Tamayo fue acusado por el asesinato de su mujer y fue llevado a la capilla, donde lo esposaron. Fue condenado a morir fusilado. En la capilla redactó su testamento y repartió su patrimonio, que no constaba más que de una suma de dinero, sin fincas ni casas ni bienes raíces.
Lo más valioso de la crónica, amén de las detalladas descripciones, es que el escritor fue a ver a Tamayo antes del fusilamiento. Así lo describe:
“Hombre alto, robusto, de contextura recia, fisionomía nada atrayente; la cara, un si es no, es teñida de azulado del carete, de pómulos salientes, nariz chata y pequeña, boca grande y un algo sumida, frente ancha, ojos hundidos, mirada dura”.
El cronista prefirió permanecer en silencio antes de importunar a Tamayo con sus preguntas de periodista. Pese a que prometió ser insensible, cuando sale de la visita al condenado se siente “triste, abatido, pesaroso de haberme metido allí”.
El cronista rememora el estallido de los tambores y el penoso caminar del condenado hacia el patíbulo, que estaba en el puente de Guayaquil. Al condenado, que se acerca al cadalso con la cara pálida, le ofrecen un trago de aguardiente que se apura de inmediato.
En la crónica se mencionan los nombres de todos los gendarmes que abrieron fuego contra Tamayo. “Una bala entró en el cuello y dejó al descubierto el hueso que llaman de la manzana”, narra el cronista. La ejecución de Tamayo pasaría a la historia como la primera del siglo XX en Medellín, justo después del fin de la Guerra de los Mil Días.
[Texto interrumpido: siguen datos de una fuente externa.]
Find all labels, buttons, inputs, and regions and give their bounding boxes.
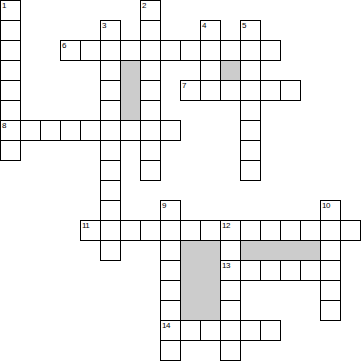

Estos dos casos, con 200 años de diferencia, retratan la historia de la ciudad que habría de enfrascarse en una vorágine de muerte durante la segunda mitad del siglo XX. La crónica de Enrique Gaviria Isaza termina con una escena triste que de alguna manera redime a la villa:
“La concurrencia al sangriento drama fue, para honor de Medellín, escasa y compuesta en su mayor parte, de mujerzuelas, de borrachines y de perdidos”.